= Joseph Busnaya =

10th century Syriac writer

Joseph Busnaya, in Syriac Yawsip or Yawsep Būsnāyā (?869–979), was an East Syriac monk and mystic in Upper Mesopotamia. His disciple, John (Yoḥannan) bar Kaldun, wrote his biography and incorporated a chapter on his spiritual teachings. It is an important source for the Christian geography of the Sapna valley in the tenth century and contains a wealth of detail about the lifestyle of East Syriac monks of the period.

Joseph was active in the first half of the tenth century. A native of Beth ʿEdraye, near Mosul, he entered the monastery of Rabban Hormizd and later moved to that of Abraham of Beth Ṣayyare in the ʿAmadiyya district. He founded his own monastery in the village of Inishk, which later had to be moved to the top of a hill to protect it from Kurdish raids.
Joseph became a critic of the bookish learning traditions of the East Syriac church. He was a skilled copyist of Scripture but in his old age he gave up all writing. John took care of his correspondence (in Arabic). Joseph focused on memorizing. According to John, he memorized all of both the Old and New Testaments and the thirty-three volumes of Theodore of Mopsuestia. He claimed to be able to recite a text after reading it five times. Joseph was reputedly 110 years old when he died on 4 September 979, which would put his birth in 869.

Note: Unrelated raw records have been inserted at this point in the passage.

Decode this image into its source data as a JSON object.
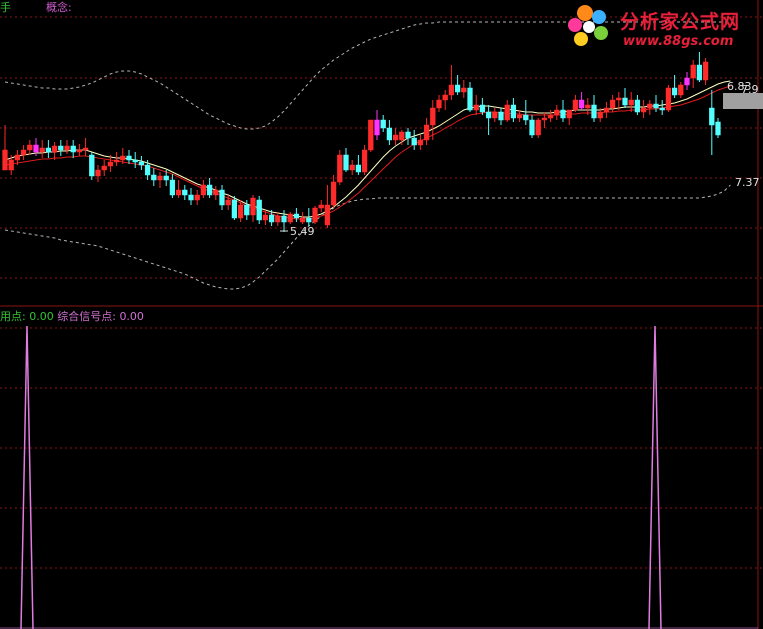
{
  "header": {
    "left_label": "手",
    "concept_label": "概念:"
  },
  "logo": {
    "title": "分析家公式网",
    "url": "www.88gs.com"
  },
  "indicator": {
    "name1": "用点:",
    "val1": "0.00",
    "name2": "综合信号点:",
    "val2": "0.00"
  },
  "colors": {
    "up": "#ff2a2a",
    "down": "#54ffff",
    "special": "#ff33ff",
    "grid": "#8a1414",
    "band": "#b4b4b4",
    "ma_fast": "#ffffc0",
    "ma_slow": "#e21b1b",
    "signal": "#e07ce0"
  },
  "chart_data": [
    {
      "type": "candlestick",
      "y_scale": "pixel-approximated (no axis printed)",
      "annotations": [
        {
          "label": "5.49",
          "kind": "low-marker",
          "bar_index": 45
        },
        {
          "label": "6.83",
          "kind": "right-value",
          "bar_index": 117
        },
        {
          "label": "7.9",
          "kind": "right-value",
          "bar_index": 117
        },
        {
          "label": "7.37",
          "kind": "right-value",
          "bar_index": 117
        }
      ],
      "candles": [
        {
          "o": 170,
          "h": 125,
          "c": 150,
          "l": 165
        },
        {
          "o": 170,
          "h": 155,
          "c": 160,
          "l": 175
        },
        {
          "o": 160,
          "h": 150,
          "c": 155,
          "l": 165
        },
        {
          "o": 155,
          "h": 145,
          "c": 150,
          "l": 160
        },
        {
          "o": 150,
          "h": 140,
          "c": 145,
          "l": 155
        },
        {
          "o": 145,
          "h": 138,
          "c": 152,
          "l": 156
        },
        {
          "o": 152,
          "h": 140,
          "c": 148,
          "l": 158
        },
        {
          "o": 148,
          "h": 140,
          "c": 152,
          "l": 158
        },
        {
          "o": 152,
          "h": 142,
          "c": 146,
          "l": 160
        },
        {
          "o": 146,
          "h": 140,
          "c": 150,
          "l": 156
        },
        {
          "o": 150,
          "h": 140,
          "c": 146,
          "l": 154
        },
        {
          "o": 146,
          "h": 140,
          "c": 152,
          "l": 158
        },
        {
          "o": 152,
          "h": 144,
          "c": 150,
          "l": 156
        },
        {
          "o": 150,
          "h": 138,
          "c": 148,
          "l": 156
        },
        {
          "o": 155,
          "h": 152,
          "c": 176,
          "l": 180
        },
        {
          "o": 176,
          "h": 165,
          "c": 170,
          "l": 182
        },
        {
          "o": 170,
          "h": 160,
          "c": 166,
          "l": 176
        },
        {
          "o": 166,
          "h": 155,
          "c": 162,
          "l": 172
        },
        {
          "o": 162,
          "h": 152,
          "c": 160,
          "l": 166
        },
        {
          "o": 160,
          "h": 148,
          "c": 156,
          "l": 164
        },
        {
          "o": 156,
          "h": 150,
          "c": 160,
          "l": 164
        },
        {
          "o": 160,
          "h": 152,
          "c": 162,
          "l": 168
        },
        {
          "o": 162,
          "h": 156,
          "c": 165,
          "l": 170
        },
        {
          "o": 165,
          "h": 160,
          "c": 175,
          "l": 180
        },
        {
          "o": 175,
          "h": 168,
          "c": 180,
          "l": 186
        },
        {
          "o": 180,
          "h": 172,
          "c": 176,
          "l": 188
        },
        {
          "o": 176,
          "h": 170,
          "c": 180,
          "l": 186
        },
        {
          "o": 180,
          "h": 174,
          "c": 195,
          "l": 198
        },
        {
          "o": 195,
          "h": 180,
          "c": 190,
          "l": 198
        },
        {
          "o": 190,
          "h": 185,
          "c": 195,
          "l": 200
        },
        {
          "o": 195,
          "h": 188,
          "c": 200,
          "l": 205
        },
        {
          "o": 200,
          "h": 190,
          "c": 195,
          "l": 205
        },
        {
          "o": 195,
          "h": 180,
          "c": 185,
          "l": 198
        },
        {
          "o": 185,
          "h": 178,
          "c": 195,
          "l": 198
        },
        {
          "o": 195,
          "h": 186,
          "c": 190,
          "l": 200
        },
        {
          "o": 190,
          "h": 185,
          "c": 205,
          "l": 210
        },
        {
          "o": 205,
          "h": 195,
          "c": 200,
          "l": 210
        },
        {
          "o": 200,
          "h": 196,
          "c": 218,
          "l": 220
        },
        {
          "o": 218,
          "h": 200,
          "c": 205,
          "l": 222
        },
        {
          "o": 205,
          "h": 200,
          "c": 215,
          "l": 220
        },
        {
          "o": 215,
          "h": 195,
          "c": 198,
          "l": 222
        },
        {
          "o": 200,
          "h": 196,
          "c": 220,
          "l": 224
        },
        {
          "o": 220,
          "h": 210,
          "c": 215,
          "l": 225
        },
        {
          "o": 215,
          "h": 210,
          "c": 222,
          "l": 226
        },
        {
          "o": 222,
          "h": 212,
          "c": 216,
          "l": 226
        },
        {
          "o": 216,
          "h": 210,
          "c": 222,
          "l": 232
        },
        {
          "o": 222,
          "h": 212,
          "c": 214,
          "l": 224
        },
        {
          "o": 214,
          "h": 208,
          "c": 218,
          "l": 222
        },
        {
          "o": 222,
          "h": 212,
          "c": 218,
          "l": 224
        },
        {
          "o": 218,
          "h": 208,
          "c": 222,
          "l": 226
        },
        {
          "o": 222,
          "h": 206,
          "c": 208,
          "l": 224
        },
        {
          "o": 208,
          "h": 200,
          "c": 205,
          "l": 212
        },
        {
          "o": 225,
          "h": 185,
          "c": 205,
          "l": 228
        },
        {
          "o": 205,
          "h": 175,
          "c": 182,
          "l": 208
        },
        {
          "o": 182,
          "h": 150,
          "c": 155,
          "l": 185
        },
        {
          "o": 155,
          "h": 148,
          "c": 170,
          "l": 172
        },
        {
          "o": 170,
          "h": 160,
          "c": 165,
          "l": 175
        },
        {
          "o": 165,
          "h": 155,
          "c": 172,
          "l": 175
        },
        {
          "o": 172,
          "h": 145,
          "c": 150,
          "l": 175
        },
        {
          "o": 150,
          "h": 128,
          "c": 120,
          "l": 152
        },
        {
          "o": 135,
          "h": 110,
          "c": 120,
          "l": 140
        },
        {
          "o": 120,
          "h": 115,
          "c": 128,
          "l": 132
        },
        {
          "o": 128,
          "h": 120,
          "c": 140,
          "l": 145
        },
        {
          "o": 140,
          "h": 128,
          "c": 135,
          "l": 145
        },
        {
          "o": 140,
          "h": 130,
          "c": 132,
          "l": 145
        },
        {
          "o": 132,
          "h": 128,
          "c": 138,
          "l": 145
        },
        {
          "o": 138,
          "h": 130,
          "c": 145,
          "l": 150
        },
        {
          "o": 145,
          "h": 135,
          "c": 140,
          "l": 150
        },
        {
          "o": 140,
          "h": 118,
          "c": 125,
          "l": 145
        },
        {
          "o": 125,
          "h": 100,
          "c": 108,
          "l": 140
        },
        {
          "o": 108,
          "h": 95,
          "c": 100,
          "l": 112
        },
        {
          "o": 100,
          "h": 90,
          "c": 95,
          "l": 110
        },
        {
          "o": 95,
          "h": 65,
          "c": 85,
          "l": 100
        },
        {
          "o": 85,
          "h": 75,
          "c": 92,
          "l": 95
        },
        {
          "o": 92,
          "h": 80,
          "c": 88,
          "l": 98
        },
        {
          "o": 88,
          "h": 82,
          "c": 110,
          "l": 112
        },
        {
          "o": 110,
          "h": 95,
          "c": 105,
          "l": 115
        },
        {
          "o": 105,
          "h": 98,
          "c": 112,
          "l": 115
        },
        {
          "o": 112,
          "h": 105,
          "c": 118,
          "l": 135
        },
        {
          "o": 118,
          "h": 108,
          "c": 112,
          "l": 122
        },
        {
          "o": 112,
          "h": 108,
          "c": 120,
          "l": 125
        },
        {
          "o": 120,
          "h": 100,
          "c": 105,
          "l": 122
        },
        {
          "o": 105,
          "h": 98,
          "c": 118,
          "l": 122
        },
        {
          "o": 118,
          "h": 110,
          "c": 115,
          "l": 122
        },
        {
          "o": 115,
          "h": 100,
          "c": 120,
          "l": 125
        },
        {
          "o": 120,
          "h": 115,
          "c": 135,
          "l": 138
        },
        {
          "o": 135,
          "h": 118,
          "c": 120,
          "l": 138
        },
        {
          "o": 120,
          "h": 112,
          "c": 118,
          "l": 128
        },
        {
          "o": 118,
          "h": 110,
          "c": 115,
          "l": 122
        },
        {
          "o": 115,
          "h": 105,
          "c": 110,
          "l": 120
        },
        {
          "o": 110,
          "h": 100,
          "c": 118,
          "l": 122
        },
        {
          "o": 118,
          "h": 112,
          "c": 110,
          "l": 125
        },
        {
          "o": 110,
          "h": 95,
          "c": 100,
          "l": 112
        },
        {
          "o": 100,
          "h": 92,
          "c": 108,
          "l": 110
        },
        {
          "o": 108,
          "h": 98,
          "c": 105,
          "l": 115
        },
        {
          "o": 105,
          "h": 95,
          "c": 118,
          "l": 122
        },
        {
          "o": 118,
          "h": 108,
          "c": 112,
          "l": 122
        },
        {
          "o": 112,
          "h": 102,
          "c": 108,
          "l": 118
        },
        {
          "o": 108,
          "h": 95,
          "c": 100,
          "l": 112
        },
        {
          "o": 100,
          "h": 92,
          "c": 98,
          "l": 110
        },
        {
          "o": 98,
          "h": 88,
          "c": 105,
          "l": 108
        },
        {
          "o": 105,
          "h": 92,
          "c": 100,
          "l": 112
        },
        {
          "o": 100,
          "h": 95,
          "c": 112,
          "l": 115
        },
        {
          "o": 112,
          "h": 100,
          "c": 108,
          "l": 118
        },
        {
          "o": 108,
          "h": 100,
          "c": 104,
          "l": 115
        },
        {
          "o": 104,
          "h": 95,
          "c": 108,
          "l": 112
        },
        {
          "o": 108,
          "h": 100,
          "c": 110,
          "l": 115
        },
        {
          "o": 110,
          "h": 85,
          "c": 88,
          "l": 112
        },
        {
          "o": 88,
          "h": 75,
          "c": 95,
          "l": 98
        },
        {
          "o": 95,
          "h": 82,
          "c": 85,
          "l": 98
        },
        {
          "o": 85,
          "h": 72,
          "c": 78,
          "l": 90
        },
        {
          "o": 78,
          "h": 60,
          "c": 65,
          "l": 88
        },
        {
          "o": 65,
          "h": 52,
          "c": 80,
          "l": 82
        },
        {
          "o": 80,
          "h": 58,
          "c": 62,
          "l": 85
        },
        {
          "o": 108,
          "h": 90,
          "c": 125,
          "l": 155
        },
        {
          "o": 122,
          "h": 118,
          "c": 135,
          "l": 138
        }
      ],
      "special_bars": [
        5,
        60,
        93,
        110
      ],
      "ma_fast": [
        160,
        158,
        156,
        155,
        154,
        153,
        153,
        152,
        152,
        151,
        151,
        150,
        150,
        150,
        152,
        154,
        156,
        157,
        158,
        158,
        159,
        160,
        161,
        163,
        165,
        167,
        169,
        172,
        175,
        178,
        181,
        184,
        186,
        188,
        190,
        193,
        195,
        198,
        201,
        204,
        206,
        208,
        210,
        212,
        213,
        214,
        215,
        216,
        217,
        217,
        216,
        214,
        211,
        207,
        202,
        197,
        191,
        185,
        178,
        171,
        164,
        157,
        151,
        146,
        142,
        138,
        136,
        134,
        132,
        129,
        126,
        122,
        118,
        114,
        110,
        108,
        107,
        106,
        106,
        107,
        108,
        109,
        110,
        111,
        112,
        112,
        113,
        113,
        113,
        112,
        112,
        111,
        110,
        110,
        110,
        110,
        110,
        109,
        109,
        108,
        107,
        107,
        107,
        107,
        106,
        106,
        105,
        104,
        103,
        101,
        99,
        96,
        93,
        90,
        87,
        84,
        82,
        81
      ],
      "ma_slow": [
        165,
        164,
        163,
        162,
        161,
        160,
        159,
        159,
        158,
        158,
        157,
        157,
        156,
        156,
        157,
        158,
        159,
        160,
        161,
        162,
        163,
        164,
        165,
        166,
        168,
        170,
        172,
        174,
        177,
        180,
        183,
        186,
        189,
        191,
        193,
        196,
        198,
        200,
        203,
        206,
        208,
        210,
        212,
        214,
        216,
        217,
        218,
        219,
        219,
        219,
        218,
        216,
        214,
        211,
        207,
        203,
        198,
        193,
        187,
        181,
        175,
        169,
        163,
        157,
        152,
        148,
        144,
        141,
        138,
        135,
        132,
        128,
        125,
        121,
        118,
        115,
        114,
        113,
        112,
        112,
        113,
        113,
        114,
        114,
        115,
        115,
        115,
        115,
        115,
        115,
        115,
        114,
        114,
        113,
        113,
        113,
        113,
        112,
        112,
        111,
        111,
        110,
        110,
        110,
        109,
        109,
        108,
        107,
        106,
        105,
        103,
        101,
        99,
        96,
        93,
        90,
        88,
        86
      ],
      "band_upper": [
        82,
        83,
        84,
        85,
        86,
        87,
        88,
        88,
        89,
        89,
        89,
        88,
        87,
        85,
        83,
        80,
        77,
        74,
        72,
        71,
        71,
        72,
        74,
        77,
        80,
        83,
        87,
        91,
        95,
        99,
        103,
        107,
        111,
        115,
        118,
        121,
        124,
        126,
        128,
        129,
        129,
        128,
        126,
        122,
        117,
        111,
        104,
        97,
        90,
        83,
        76,
        70,
        65,
        60,
        56,
        52,
        48,
        45,
        42,
        39,
        37,
        35,
        33,
        31,
        29,
        27,
        25,
        24,
        23,
        23,
        22,
        22,
        22,
        22,
        22,
        22,
        22,
        22,
        22,
        22,
        22,
        22,
        22,
        22,
        22,
        22,
        22,
        22,
        22,
        22,
        22,
        22,
        22,
        22,
        22,
        22,
        22,
        22,
        22,
        22,
        22,
        22,
        22,
        22,
        22,
        22,
        22,
        22,
        22,
        22,
        22,
        22,
        22,
        22,
        22,
        22,
        22,
        22
      ],
      "band_lower": [
        230,
        231,
        232,
        233,
        234,
        235,
        236,
        237,
        238,
        240,
        241,
        242,
        243,
        244,
        245,
        246,
        248,
        250,
        252,
        254,
        256,
        258,
        260,
        262,
        264,
        266,
        268,
        270,
        272,
        274,
        277,
        280,
        283,
        285,
        287,
        288,
        289,
        289,
        288,
        286,
        282,
        277,
        271,
        265,
        259,
        252,
        245,
        238,
        232,
        226,
        221,
        216,
        212,
        208,
        205,
        203,
        201,
        200,
        199,
        199,
        198,
        198,
        198,
        198,
        198,
        198,
        198,
        198,
        198,
        198,
        198,
        198,
        198,
        198,
        198,
        198,
        198,
        198,
        198,
        198,
        198,
        198,
        198,
        198,
        198,
        198,
        198,
        198,
        198,
        198,
        198,
        198,
        198,
        198,
        198,
        198,
        198,
        198,
        198,
        198,
        198,
        198,
        198,
        198,
        198,
        198,
        198,
        198,
        198,
        198,
        198,
        198,
        198,
        197,
        196,
        194,
        191,
        185
      ]
    },
    {
      "type": "line",
      "series": [
        {
          "name": "综合信号点",
          "values": [
            0,
            1,
            0,
            0,
            1,
            0
          ]
        }
      ],
      "signal_positions": [
        3,
        112
      ]
    }
  ]
}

Joseph's feast day is celebrated on the sixth Friday of liturgical summer (thirteenth after Pentecost) in the East Syriac calendar. His biography is known from a copy made at the monastery of Mar Eliya in 1055, although copies were also known among the Saint Thomas Christians of India in the 16th century. In the West it was known only from its mention in the catalogue of Abdisho of Nisibis, but in the 19th century it was translated into French by Jean-Baptiste Chabot from a copy of the Mar Eliya manuscript made by Samuel Giamil.

==Hagiography==
- Jean-Baptiste Chabot (ed.), "Vie du moine Rabban Youssef Bousnaya", Revue de l'Orient chrétien 2 (1897), 357–405; 3 (1898), 77–121, 168–190, 292–327, and 458–480; 4 (1899), 380–415; and 5 (1900), 118–143 and 182–200.